И сразу все сидящие в самолете уясняют, какой риск представляет этот полет. Но нужно спасать терпящих бедствие моряков, надо лететь!

Ледокол скрылся позади. Курс — на южное побережье Канинской земли, к устью реки Кии. Там база для самолета.

Внизу покрытое льдом море. То и дело радио сообщает на ледокол:

"Слушай, слушай, слушай!.. Говорит самолет, говорит самолет! Нахожусь в квадрате 273…273…

Направление норд. Под нами чистая вода до горизонта… Сжатый лед… лед на расплавах".

Изредка ледокол важно буркает в ответ:

"Принято… принято… принято".

Скоро и Канинская земля. Самолет с трудом пробивает себе путь в белой полосе пурги. Но вот пурга уходит назад, и внизу неожиданно четко вырисовываются черные массивы камня и полосы снега. Место для посадки самолета здесь только одно — узкая долина реки Кии.

Безлюдная, пустынная страна!
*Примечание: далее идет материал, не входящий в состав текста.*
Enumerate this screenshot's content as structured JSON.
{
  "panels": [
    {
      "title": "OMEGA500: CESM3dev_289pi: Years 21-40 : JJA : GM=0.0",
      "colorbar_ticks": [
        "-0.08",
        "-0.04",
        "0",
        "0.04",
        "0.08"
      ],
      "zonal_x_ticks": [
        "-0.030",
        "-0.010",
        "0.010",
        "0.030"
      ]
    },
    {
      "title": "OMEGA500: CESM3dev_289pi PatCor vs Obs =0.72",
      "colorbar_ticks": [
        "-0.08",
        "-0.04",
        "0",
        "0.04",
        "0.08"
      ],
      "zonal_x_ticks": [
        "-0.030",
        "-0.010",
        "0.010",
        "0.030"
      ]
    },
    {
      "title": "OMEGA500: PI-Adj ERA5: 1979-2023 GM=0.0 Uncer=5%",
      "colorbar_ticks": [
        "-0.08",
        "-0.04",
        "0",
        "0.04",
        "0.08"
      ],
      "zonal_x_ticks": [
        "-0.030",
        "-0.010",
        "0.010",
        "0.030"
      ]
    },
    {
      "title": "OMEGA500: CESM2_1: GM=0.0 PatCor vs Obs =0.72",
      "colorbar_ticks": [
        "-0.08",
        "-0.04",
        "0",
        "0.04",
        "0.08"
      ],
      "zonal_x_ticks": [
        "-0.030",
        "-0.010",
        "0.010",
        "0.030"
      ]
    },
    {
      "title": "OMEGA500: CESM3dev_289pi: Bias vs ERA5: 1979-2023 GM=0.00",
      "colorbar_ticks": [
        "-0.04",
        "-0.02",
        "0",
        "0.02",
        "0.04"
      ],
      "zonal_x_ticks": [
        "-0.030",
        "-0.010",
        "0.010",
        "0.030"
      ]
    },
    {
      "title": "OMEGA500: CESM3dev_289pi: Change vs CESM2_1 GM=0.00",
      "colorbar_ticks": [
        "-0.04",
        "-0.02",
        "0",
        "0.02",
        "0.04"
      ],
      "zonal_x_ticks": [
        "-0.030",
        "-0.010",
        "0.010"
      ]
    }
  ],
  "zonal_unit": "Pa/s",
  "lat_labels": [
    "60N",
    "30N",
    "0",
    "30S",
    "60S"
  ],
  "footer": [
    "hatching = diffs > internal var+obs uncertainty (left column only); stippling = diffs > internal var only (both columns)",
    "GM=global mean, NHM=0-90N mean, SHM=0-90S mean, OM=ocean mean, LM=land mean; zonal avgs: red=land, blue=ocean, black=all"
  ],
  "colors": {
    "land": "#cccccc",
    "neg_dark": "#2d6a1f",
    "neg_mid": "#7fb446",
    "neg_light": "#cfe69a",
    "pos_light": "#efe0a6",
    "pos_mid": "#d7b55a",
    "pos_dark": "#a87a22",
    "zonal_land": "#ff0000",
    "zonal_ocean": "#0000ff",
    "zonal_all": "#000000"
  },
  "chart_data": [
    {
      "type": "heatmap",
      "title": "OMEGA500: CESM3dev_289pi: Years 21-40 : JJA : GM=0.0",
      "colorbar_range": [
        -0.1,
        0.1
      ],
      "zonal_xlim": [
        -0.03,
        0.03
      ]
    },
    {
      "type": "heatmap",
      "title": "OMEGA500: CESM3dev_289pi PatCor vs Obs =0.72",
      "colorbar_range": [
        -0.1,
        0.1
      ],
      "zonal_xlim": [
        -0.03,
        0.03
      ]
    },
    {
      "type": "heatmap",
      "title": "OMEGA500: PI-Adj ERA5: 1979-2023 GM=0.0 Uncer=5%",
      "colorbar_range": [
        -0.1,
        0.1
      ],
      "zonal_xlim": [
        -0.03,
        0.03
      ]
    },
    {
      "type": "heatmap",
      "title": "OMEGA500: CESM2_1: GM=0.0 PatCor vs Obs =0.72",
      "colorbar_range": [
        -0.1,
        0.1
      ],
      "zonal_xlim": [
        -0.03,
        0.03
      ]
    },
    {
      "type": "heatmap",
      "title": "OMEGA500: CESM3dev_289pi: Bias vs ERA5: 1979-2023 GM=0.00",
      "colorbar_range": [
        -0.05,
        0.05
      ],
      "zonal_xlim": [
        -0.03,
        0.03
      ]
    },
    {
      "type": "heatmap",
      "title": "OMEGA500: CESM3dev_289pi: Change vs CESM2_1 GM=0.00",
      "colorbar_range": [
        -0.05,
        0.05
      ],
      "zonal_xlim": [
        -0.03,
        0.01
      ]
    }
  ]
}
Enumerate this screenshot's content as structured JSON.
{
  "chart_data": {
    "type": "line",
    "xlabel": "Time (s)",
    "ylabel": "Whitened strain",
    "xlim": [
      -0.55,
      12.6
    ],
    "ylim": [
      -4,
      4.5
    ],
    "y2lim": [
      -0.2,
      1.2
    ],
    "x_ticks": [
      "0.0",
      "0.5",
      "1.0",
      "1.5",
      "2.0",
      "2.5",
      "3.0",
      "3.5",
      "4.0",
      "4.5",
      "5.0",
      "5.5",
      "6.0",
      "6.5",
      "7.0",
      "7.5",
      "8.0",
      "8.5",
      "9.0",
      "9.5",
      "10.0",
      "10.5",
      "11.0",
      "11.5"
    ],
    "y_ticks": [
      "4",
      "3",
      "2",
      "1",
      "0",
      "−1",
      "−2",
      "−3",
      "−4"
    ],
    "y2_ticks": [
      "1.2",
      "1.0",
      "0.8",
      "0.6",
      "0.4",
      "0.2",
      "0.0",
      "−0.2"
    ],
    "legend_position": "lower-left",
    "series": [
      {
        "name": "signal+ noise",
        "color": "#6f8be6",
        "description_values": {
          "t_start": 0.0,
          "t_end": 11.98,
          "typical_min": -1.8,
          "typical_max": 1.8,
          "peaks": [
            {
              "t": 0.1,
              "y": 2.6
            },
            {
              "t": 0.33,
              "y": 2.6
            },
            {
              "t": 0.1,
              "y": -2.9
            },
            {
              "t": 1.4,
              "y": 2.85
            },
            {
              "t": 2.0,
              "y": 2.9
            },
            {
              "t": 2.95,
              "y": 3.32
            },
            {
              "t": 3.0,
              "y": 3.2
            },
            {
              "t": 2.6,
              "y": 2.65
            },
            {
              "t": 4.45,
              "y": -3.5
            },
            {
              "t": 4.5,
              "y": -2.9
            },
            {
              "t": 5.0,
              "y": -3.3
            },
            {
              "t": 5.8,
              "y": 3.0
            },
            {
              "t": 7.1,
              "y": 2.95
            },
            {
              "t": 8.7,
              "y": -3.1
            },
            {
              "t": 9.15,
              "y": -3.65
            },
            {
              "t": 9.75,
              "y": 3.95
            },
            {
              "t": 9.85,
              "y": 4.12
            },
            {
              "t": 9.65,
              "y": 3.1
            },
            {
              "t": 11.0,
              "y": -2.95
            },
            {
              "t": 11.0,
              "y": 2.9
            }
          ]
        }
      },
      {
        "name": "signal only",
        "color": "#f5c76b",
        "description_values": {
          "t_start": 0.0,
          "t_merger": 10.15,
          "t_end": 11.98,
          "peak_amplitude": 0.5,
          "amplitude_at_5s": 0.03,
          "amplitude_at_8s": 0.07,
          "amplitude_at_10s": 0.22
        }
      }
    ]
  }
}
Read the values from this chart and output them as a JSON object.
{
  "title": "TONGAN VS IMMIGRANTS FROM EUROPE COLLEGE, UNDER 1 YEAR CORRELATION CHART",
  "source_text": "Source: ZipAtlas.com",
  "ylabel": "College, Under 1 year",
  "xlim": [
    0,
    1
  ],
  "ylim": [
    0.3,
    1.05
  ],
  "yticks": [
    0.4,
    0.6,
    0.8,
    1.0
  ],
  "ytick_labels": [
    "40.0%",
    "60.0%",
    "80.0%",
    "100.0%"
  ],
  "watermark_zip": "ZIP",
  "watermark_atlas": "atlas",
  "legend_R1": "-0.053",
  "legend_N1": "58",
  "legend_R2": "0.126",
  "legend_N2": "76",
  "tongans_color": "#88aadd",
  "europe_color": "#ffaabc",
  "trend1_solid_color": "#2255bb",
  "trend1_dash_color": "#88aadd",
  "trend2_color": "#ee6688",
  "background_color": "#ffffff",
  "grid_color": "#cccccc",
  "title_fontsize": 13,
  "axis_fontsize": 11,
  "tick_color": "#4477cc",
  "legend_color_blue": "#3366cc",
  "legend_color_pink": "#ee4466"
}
Чахлые, стелющиеся по земле полярные березки, несколько домиков да радиостанция на Канином носу — вот и все!

Словно гигантская каменная преграда, поставленная югом в защиту от севера, Канинская земля принимает на себя осенние и зимние могучие водопады, низвергаемые океаном на ее берега.

Мохнатые собаки встретили самолет громким лаем, а ребятишки прыгали и кричали от радости.

Летчики вышли из самолета и направились в избу. Сзади веселой ватагой потянулись дети. Оказалось, что все население Кии состоит сейчас из ребятишек и одной женщины.

— А где мужики? — интересуется Грошев.

— Ушли тюленя промышлять, — отвечает хозяйка. — А молодайка с мальцом в гости пошла.

— Это куда же в гости? — любопытствует штурман, знающий Канинскую землю.

— Далеко, батюшка мой, чуть не на Никулин мыс. К родственникам на именины.

— Ничего себе кусочек — сто восемьдесят километров… В гости! — хохочет штурман.

Стоянка у Кии коротка. Наспех попили чаю, пока Грошев осмотрел мотор и запасся бензином для безостановочного шестичасового полета. И вот уже на высоте тысячи метров самолет летит через Канинскую землю к Колгуеву.

Утомительно-однообразно тянется время. Внизу — белесая зыбь тумана. Сверху и с боков — мрачные свинцовые тучи. В ушах шум и звон от рева мотора. Кажется, будто прошли века с тех пор, как самолет отделился от земли и несется с огромной скоростью в воздухе.

Но вот тучи начинают бледнеть. Они словно раздвигаются, и впереди, в точно положенное по расчету штурмана время, показывается ярко освещенный океан и голубое, давно невиданное таким небо.

Неожиданно настал ясный весенний день.

Через час пути впереди показались снежные горы Колгуева, Они блестели на солнце ослепительно белой полосой. Но и там чистая вода без льдов. Следовательно, норвежские суда находятся где-нибудь западнее. Михеев поворачивает назад.

В это время мотор самовольно сбавил обороты и стал сдавать. Тяга пока была достаточная, скорость с попутным ветром доходила до ста семидесяти километров в час, однако механик и летчик были не на шутку встревожены.